Puis-je prendre des bisphosphonates si j’ai des calculs rénaux liés à l’HPT 1 ? Les bisphosphonates n’ont pas démontré d’efficacité sur la prévention des lithiases rénales dans l’HPT 1 (SFE 2024, Chap. 11). Ils protègent l’os mais n’agissent pas sur le risque de récidive de calculs. En cas de lithiase rénale associée à une HPT 1, la chirurgie parathyroïdienne reste le traitement de référence — c’est elle qui réduit le risque de récidive lithiasique à long terme.

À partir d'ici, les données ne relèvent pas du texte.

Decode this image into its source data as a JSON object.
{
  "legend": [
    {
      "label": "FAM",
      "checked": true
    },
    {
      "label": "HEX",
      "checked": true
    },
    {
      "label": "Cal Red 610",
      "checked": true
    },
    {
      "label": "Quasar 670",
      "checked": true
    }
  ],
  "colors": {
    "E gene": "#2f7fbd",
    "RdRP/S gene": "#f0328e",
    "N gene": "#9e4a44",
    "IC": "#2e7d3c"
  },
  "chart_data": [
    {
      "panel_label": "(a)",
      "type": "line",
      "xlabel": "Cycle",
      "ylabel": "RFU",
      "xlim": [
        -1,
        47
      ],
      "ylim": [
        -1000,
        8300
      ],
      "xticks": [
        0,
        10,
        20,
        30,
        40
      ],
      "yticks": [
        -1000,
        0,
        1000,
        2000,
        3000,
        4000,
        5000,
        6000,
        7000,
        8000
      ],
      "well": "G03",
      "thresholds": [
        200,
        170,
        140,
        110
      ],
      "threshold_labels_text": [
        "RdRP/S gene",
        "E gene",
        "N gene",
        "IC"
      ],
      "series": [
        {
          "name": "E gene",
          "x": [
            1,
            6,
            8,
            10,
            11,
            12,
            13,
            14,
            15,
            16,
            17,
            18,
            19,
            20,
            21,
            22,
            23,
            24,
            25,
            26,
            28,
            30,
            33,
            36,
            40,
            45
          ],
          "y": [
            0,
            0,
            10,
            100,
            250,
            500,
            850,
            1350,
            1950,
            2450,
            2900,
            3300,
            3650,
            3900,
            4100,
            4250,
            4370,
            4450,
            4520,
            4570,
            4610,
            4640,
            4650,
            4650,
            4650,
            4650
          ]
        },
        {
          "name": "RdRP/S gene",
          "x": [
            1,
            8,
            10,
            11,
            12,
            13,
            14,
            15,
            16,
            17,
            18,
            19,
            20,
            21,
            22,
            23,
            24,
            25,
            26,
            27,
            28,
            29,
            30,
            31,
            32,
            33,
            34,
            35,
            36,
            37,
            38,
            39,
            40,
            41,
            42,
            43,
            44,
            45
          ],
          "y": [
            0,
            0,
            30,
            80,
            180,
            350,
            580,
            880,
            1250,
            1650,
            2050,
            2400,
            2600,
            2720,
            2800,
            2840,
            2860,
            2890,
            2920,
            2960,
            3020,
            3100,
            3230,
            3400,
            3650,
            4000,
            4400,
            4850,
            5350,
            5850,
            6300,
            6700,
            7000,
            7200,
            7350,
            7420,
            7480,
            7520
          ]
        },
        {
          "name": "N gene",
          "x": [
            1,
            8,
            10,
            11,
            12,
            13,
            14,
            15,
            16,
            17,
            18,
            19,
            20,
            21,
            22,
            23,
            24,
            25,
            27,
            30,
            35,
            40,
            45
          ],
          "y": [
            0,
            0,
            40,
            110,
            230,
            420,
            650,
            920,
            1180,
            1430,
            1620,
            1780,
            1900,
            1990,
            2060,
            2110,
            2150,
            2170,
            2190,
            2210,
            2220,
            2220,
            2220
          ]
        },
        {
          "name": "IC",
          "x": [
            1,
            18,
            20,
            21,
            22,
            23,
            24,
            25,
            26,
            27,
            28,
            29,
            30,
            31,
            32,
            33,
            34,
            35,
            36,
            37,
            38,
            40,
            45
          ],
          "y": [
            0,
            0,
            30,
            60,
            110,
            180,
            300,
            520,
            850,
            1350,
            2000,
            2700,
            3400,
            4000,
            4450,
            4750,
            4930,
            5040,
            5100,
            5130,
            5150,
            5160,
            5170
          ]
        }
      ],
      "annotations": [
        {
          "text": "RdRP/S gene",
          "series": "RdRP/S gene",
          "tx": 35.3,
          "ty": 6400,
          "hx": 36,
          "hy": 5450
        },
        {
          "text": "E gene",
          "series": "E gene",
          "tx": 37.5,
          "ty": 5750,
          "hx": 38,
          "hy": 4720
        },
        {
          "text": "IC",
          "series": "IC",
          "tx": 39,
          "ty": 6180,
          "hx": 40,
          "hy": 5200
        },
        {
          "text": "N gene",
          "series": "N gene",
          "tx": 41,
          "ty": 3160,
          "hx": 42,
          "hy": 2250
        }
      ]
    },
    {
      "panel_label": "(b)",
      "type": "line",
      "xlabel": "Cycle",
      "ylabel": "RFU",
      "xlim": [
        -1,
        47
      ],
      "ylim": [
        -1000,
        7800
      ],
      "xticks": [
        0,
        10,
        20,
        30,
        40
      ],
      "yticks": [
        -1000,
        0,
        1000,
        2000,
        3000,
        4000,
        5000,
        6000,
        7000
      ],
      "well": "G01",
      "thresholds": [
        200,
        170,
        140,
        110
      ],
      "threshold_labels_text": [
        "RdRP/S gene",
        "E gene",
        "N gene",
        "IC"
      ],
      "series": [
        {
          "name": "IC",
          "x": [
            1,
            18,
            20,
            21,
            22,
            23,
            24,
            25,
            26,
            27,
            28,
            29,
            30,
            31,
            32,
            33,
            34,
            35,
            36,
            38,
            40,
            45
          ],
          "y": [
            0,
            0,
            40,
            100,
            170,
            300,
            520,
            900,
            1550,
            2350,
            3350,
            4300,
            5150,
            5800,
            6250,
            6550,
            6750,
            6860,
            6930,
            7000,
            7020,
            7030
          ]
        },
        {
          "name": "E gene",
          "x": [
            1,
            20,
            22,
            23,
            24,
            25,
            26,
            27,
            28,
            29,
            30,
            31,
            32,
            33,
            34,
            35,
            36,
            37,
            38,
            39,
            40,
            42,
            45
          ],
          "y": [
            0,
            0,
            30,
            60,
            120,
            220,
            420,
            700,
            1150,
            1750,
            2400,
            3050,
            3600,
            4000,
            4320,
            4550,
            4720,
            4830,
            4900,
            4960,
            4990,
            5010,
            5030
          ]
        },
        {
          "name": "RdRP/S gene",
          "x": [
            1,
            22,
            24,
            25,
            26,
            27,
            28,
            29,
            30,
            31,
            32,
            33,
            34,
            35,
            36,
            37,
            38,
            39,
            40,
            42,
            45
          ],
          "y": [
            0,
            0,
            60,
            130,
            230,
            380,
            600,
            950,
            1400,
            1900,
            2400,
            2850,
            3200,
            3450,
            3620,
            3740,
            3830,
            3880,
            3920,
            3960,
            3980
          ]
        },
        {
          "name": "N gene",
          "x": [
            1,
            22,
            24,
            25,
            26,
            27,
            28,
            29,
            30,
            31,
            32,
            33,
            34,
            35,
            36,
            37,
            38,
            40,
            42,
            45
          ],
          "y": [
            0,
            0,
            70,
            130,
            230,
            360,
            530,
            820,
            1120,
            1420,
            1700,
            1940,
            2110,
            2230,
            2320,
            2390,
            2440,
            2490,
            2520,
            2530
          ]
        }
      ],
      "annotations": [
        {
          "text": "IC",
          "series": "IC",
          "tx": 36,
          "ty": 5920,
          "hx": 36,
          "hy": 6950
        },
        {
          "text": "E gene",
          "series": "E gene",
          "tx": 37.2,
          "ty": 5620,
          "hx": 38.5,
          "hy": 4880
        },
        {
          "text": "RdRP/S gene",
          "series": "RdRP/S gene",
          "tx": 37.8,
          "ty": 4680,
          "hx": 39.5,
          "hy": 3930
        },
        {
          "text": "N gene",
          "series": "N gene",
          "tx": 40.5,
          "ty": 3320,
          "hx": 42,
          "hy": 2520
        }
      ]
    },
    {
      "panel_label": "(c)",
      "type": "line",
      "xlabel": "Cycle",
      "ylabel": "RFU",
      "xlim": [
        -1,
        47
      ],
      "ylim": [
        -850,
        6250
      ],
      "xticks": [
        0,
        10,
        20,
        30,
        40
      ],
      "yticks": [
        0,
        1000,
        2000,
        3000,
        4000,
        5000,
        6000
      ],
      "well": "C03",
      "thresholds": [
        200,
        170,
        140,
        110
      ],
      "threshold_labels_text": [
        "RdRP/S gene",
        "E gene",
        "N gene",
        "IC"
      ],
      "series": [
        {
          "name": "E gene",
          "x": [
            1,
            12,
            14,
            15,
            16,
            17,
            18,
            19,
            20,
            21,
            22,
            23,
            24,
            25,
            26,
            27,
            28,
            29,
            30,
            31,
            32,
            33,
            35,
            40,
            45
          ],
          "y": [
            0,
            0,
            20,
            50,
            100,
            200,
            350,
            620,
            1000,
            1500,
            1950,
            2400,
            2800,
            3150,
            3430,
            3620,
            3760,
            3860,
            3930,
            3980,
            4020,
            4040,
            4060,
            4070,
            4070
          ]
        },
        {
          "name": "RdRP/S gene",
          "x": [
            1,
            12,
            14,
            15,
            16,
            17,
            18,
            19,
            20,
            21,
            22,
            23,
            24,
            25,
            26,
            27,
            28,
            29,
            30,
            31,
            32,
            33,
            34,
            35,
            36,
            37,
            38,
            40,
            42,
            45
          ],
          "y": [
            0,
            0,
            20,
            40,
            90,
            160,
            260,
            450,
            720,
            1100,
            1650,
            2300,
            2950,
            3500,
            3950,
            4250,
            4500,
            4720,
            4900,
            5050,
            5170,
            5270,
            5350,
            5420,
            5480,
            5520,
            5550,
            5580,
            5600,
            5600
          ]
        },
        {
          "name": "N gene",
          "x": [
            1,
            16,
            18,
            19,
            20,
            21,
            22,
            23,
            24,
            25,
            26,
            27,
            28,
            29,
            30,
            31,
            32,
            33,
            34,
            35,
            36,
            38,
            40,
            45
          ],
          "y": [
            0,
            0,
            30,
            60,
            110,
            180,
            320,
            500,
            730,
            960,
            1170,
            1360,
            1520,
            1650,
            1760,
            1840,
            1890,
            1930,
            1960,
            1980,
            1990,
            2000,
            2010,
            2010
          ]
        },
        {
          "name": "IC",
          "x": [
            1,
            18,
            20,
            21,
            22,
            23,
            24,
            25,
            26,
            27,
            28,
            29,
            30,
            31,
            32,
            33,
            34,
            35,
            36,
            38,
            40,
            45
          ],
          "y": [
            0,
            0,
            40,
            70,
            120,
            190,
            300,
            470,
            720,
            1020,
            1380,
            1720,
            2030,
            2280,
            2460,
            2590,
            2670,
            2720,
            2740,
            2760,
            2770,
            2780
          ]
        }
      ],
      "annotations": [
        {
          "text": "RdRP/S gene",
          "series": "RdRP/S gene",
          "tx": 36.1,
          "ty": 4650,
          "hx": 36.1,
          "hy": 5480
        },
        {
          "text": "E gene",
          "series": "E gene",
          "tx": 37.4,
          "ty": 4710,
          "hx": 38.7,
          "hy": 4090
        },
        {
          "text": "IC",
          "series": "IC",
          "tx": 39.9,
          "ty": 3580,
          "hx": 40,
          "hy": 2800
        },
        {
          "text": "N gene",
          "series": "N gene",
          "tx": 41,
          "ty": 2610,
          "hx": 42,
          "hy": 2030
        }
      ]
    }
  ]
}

Peut-on associer cinacalcet et bisphosphonate ? Oui, dans les situations où les deux atteintes coexistent — hypercalcémie significative et ostéoporose — et que la chirurgie est contre-indiquée ou refusée. Cette association permet de cibler simultanément la calcémie (cinacalcet) et la protection osseuse (bisphosphonate ou dénosumab). Elle est décidée après discussion multidisciplinaire et nécessite un suivi biologique régulier.

Le Dr Guian prescrit-il des traitements médicaux pour l’HPT 1 ? Oui, dans les situations où la chirurgie n’est pas possible ou souhaitée. En consultation à l’Hôpital Privé des Peupliers (Paris 13e), le Dr Gaël Guian évalue la balance bénéfices-risques de chaque option thérapeutique et peut coordonner la prescription d’un traitement médical adapté au profil du patient, en lien avec l’endocrinologue référent. Il reste toutefois le garant que ce traitement ne différe pas une chirurgie dont l’indication serait formellement posée.

Dois-je arrêter le cinacalcet avant une scintigraphie parathyroïdienne ? Oui — le cinacalcet doit être interrompu 15 jours avant une scintigraphie parathyroïdienne. En revanche, il peut être maintenu lors d’une TEP-Choline. Son influence sur le dosage peropératoire de PTH est encore en cours d’évaluation (SFE 2024, Chap. 11).